À en croire toutes les cloches qui sonnent et les trompettes qui claironnent, il faudrait lire la signature du groupe canadien chez DFA comme on lit un putain de conte de fées. DFA, quoi : ce label dont le seul acte fondateur aura été le cri d'un homme braillant au monde entier qu’il n’avait plus rien à dire. Et le pire, c’est que c'était vrai ! Contrairement au groupe jadis signé chez Teenage Ménopause, lui n’a jamais vraiment essayé.

Allait s’en suivre une décennie de remixes puissants mais totalement balourds, destinés à noyer le monde sous les décibels avec la finesse d’un escadron de B52 et faisant souvent office de soins palliatifs pour des têtes de gondole en fin de vie. Hé, c’est ça DFA : les Chemical Brothers sans les burnes et Nine Inch Nails sans les dents. Et les signatures du label ! La blague. Hé ! Le punk funk mais qui veut encore subir ça ? Non James, il ne suffit pas de plaquer le beat de Cerrone sur deux pauvres accords pompés à Gang of Four pour réinventer l’esprit de la révolution. The Rapture ? N’importe quel single déglingué de PiL les éparpille en morceaux. I am losing my edge ? C’est clair. La seule chose valable qui soit jamais sortie de chez DFA, c’est leur délicieuse réédition de Pylon.

Et le dernier Essaie Pas.
Parce que oui, ‘’Demain Est Une Autre Nuit’’ est merveilleux.

Premier constat, c’est propre. Il y a bien un peu de bruit blanc, mais c’est un bruit joli. On dirait de la pluie. Une voix féminine dévoile sa francophonie comme une effeuilleuse. Second titre. Claps martiaux et douces nappes italo. Troisième titre – pute borgne ! – on manque de pouffer de rire à l’entrée de la voix. Hé, quoi ! Les disques wave, il y a toujours ce petit moment magique où il est difficile de garder son sérieux. Mais il s’accroche, le gonze, répète ce qu’il a à dire et à force de rigueur on se prend à oublier le vieux sketch des Inconnus pour écouter ses mots. Retox. Detox. Emportée. Dès lors, les bruits de la ville se mêlent à ce disque fragile et ils racontent la perte. Les yeux fermés restent fermés et je me fais mon histoire ; ce serait le récit d’un amour simple qui finit sur du manque, une histoire de départ qui laisse la vie toute vide. Carcajou 3, Lights-out. Kick implacable et paroles simples qui portent. Derrière les miroirs, le port du masque est obligatoire.

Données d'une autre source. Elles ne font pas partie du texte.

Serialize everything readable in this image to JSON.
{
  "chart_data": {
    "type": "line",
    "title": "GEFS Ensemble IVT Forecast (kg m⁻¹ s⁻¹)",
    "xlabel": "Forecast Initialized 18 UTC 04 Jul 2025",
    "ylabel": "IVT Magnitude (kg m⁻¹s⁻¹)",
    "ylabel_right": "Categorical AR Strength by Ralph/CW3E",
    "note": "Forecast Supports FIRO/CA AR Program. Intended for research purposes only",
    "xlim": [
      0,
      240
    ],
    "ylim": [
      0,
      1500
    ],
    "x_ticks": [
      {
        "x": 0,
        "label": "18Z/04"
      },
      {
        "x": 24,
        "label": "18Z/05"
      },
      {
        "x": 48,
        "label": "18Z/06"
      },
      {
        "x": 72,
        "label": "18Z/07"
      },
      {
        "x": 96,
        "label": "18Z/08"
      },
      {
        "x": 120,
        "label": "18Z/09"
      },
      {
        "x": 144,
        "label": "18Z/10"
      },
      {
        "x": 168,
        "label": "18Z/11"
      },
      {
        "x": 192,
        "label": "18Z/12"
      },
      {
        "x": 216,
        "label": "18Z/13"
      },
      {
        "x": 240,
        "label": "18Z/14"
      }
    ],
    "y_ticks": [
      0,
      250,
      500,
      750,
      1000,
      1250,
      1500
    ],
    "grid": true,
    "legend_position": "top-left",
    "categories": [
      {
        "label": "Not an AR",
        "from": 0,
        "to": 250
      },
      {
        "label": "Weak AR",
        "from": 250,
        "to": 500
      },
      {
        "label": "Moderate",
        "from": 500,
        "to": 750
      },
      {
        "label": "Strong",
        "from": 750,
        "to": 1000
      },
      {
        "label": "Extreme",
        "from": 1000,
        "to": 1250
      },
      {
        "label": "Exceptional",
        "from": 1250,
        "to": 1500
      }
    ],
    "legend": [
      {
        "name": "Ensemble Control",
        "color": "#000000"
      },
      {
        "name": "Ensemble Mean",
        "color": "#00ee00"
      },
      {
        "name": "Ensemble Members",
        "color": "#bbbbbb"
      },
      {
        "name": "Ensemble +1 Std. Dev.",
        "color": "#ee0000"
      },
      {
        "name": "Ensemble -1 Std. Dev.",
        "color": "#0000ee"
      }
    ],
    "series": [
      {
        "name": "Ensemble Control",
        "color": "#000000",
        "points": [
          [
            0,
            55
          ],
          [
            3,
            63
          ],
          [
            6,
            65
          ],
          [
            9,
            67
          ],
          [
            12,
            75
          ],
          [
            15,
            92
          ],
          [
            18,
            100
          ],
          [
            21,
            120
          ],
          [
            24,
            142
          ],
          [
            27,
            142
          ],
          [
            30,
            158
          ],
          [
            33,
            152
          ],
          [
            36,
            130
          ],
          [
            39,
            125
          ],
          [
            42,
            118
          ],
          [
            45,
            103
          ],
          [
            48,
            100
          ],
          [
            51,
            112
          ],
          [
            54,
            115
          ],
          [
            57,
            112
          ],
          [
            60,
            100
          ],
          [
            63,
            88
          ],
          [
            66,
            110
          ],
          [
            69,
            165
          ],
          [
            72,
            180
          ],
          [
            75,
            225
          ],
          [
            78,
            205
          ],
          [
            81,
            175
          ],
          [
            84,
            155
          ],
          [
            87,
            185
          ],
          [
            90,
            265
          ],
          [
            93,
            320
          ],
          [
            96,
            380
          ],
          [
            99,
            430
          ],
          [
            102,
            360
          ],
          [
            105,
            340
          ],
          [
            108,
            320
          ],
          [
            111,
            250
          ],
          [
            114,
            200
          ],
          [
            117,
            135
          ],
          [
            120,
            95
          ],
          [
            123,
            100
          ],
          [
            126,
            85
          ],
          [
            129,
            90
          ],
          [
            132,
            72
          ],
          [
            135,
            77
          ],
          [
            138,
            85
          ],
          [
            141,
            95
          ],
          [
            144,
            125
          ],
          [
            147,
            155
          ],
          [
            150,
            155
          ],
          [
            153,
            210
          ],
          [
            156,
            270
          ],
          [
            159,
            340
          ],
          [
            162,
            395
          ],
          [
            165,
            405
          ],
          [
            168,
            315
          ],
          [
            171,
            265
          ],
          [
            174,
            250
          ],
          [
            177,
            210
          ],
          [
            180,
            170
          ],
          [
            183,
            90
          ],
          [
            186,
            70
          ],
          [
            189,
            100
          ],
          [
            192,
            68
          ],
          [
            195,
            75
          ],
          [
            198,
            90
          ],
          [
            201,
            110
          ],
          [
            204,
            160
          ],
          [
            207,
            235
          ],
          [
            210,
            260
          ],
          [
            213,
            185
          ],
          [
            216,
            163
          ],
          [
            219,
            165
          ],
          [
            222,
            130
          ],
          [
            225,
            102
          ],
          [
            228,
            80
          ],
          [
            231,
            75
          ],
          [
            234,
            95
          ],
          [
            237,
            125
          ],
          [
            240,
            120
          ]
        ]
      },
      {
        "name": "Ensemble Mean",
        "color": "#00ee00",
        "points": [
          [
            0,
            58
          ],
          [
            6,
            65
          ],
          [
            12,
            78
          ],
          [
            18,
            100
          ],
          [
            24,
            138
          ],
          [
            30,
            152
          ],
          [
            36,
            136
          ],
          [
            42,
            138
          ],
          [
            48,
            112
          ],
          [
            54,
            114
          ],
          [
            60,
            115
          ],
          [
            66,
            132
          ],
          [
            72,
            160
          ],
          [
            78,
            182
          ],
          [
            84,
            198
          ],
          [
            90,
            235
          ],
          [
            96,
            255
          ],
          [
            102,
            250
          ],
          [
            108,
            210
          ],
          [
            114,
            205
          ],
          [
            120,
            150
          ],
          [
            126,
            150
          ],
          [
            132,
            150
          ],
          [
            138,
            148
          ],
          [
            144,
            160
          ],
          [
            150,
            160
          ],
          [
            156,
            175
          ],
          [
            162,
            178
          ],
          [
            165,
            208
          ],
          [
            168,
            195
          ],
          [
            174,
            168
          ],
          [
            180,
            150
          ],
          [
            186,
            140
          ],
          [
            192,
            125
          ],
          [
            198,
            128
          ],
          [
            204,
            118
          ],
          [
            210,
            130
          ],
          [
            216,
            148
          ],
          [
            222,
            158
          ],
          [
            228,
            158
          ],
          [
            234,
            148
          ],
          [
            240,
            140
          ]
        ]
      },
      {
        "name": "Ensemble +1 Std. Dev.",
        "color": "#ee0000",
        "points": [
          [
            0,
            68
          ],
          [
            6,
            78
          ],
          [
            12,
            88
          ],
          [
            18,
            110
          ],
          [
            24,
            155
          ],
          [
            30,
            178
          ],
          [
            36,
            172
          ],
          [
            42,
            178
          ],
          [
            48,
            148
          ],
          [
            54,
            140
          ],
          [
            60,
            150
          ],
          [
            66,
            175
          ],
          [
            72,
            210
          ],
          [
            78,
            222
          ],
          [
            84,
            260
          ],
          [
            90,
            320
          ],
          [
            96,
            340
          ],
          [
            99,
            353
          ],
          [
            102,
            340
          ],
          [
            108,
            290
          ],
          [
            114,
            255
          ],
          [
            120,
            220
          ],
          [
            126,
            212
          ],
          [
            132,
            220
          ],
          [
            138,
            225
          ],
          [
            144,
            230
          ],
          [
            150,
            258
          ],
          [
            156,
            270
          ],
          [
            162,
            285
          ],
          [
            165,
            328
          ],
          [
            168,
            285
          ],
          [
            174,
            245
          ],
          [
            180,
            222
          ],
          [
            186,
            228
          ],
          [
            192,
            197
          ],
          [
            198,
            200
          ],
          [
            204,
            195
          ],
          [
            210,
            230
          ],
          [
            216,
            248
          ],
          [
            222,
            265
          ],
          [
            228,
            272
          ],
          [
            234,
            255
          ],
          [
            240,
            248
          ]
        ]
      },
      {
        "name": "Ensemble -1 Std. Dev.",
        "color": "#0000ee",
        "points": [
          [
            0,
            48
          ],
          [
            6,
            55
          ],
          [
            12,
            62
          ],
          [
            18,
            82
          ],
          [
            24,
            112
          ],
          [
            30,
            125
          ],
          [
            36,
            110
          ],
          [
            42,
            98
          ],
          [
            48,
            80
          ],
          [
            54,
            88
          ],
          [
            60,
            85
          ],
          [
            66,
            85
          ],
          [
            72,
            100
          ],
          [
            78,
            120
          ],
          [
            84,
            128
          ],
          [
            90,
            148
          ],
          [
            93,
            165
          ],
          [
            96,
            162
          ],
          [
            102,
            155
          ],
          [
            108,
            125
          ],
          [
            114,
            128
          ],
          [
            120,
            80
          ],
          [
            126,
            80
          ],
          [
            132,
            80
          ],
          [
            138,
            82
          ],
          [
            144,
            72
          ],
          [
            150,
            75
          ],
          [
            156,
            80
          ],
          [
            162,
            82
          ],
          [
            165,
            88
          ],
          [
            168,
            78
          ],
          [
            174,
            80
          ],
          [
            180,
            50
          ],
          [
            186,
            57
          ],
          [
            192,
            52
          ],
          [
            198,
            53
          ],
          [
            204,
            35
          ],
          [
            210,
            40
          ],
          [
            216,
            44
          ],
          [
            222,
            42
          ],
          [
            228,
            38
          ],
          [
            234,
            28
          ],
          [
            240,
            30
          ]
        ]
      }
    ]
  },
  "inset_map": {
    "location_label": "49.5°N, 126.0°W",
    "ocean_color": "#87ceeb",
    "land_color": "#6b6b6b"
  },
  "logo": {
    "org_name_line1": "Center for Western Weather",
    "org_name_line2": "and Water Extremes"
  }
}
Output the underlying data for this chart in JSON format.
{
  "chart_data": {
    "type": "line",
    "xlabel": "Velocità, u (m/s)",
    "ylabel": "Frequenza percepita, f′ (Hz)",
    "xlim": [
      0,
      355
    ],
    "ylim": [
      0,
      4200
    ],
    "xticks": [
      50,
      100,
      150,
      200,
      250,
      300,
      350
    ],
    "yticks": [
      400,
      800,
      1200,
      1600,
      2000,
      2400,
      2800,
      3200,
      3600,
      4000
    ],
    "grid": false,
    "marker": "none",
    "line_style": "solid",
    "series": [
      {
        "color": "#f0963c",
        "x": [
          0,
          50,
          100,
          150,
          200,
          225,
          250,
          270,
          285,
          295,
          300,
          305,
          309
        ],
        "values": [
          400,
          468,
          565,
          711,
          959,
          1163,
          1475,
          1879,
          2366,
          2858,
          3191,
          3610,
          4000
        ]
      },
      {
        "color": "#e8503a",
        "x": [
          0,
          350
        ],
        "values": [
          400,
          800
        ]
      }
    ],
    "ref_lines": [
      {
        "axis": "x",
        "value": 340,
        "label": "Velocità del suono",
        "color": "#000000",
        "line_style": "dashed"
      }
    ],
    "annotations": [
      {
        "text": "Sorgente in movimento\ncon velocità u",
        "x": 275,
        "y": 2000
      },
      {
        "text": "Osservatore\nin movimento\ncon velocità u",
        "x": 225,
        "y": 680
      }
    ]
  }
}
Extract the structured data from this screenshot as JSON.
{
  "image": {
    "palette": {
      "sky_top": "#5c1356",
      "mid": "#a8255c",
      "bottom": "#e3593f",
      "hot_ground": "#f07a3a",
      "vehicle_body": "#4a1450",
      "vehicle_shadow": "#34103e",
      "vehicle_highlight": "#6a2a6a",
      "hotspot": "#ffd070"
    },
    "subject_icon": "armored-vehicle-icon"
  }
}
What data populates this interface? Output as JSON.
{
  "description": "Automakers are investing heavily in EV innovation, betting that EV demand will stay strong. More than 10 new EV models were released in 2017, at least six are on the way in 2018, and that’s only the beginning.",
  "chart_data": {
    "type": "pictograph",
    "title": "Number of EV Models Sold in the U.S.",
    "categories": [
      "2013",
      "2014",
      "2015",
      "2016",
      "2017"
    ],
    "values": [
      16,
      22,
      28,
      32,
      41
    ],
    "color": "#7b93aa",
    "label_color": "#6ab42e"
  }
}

Demain est une Autre Nuit’ est un disque gracieux.

Alors qu’Essaie Pas ait signé chez DFA, ça me touche un nichon sans faire bouger l’autre. Dans un monde gouverné par Satan, la synthwave deviendra le nouveau punk funk, une blague plus triste encore que le renouveau shoegaze — mais s’il y a un dieu et qu’il a des oreilles, il en résultera pour le groupe et le label un bénéfice mutuel. Essaie Pas y gagne une exposition mainstream qui mettra d’autant plus en lumière son aspect tranchant (cette edge perdue par Murphy il y a quinze ans ?) et le label y gagne un alibi arty qui fera peut-être oublier que la seule bonne raison de déterrer aujourd’hui LCD Soundsystem serait de l’intégrer à une panoplie normcore.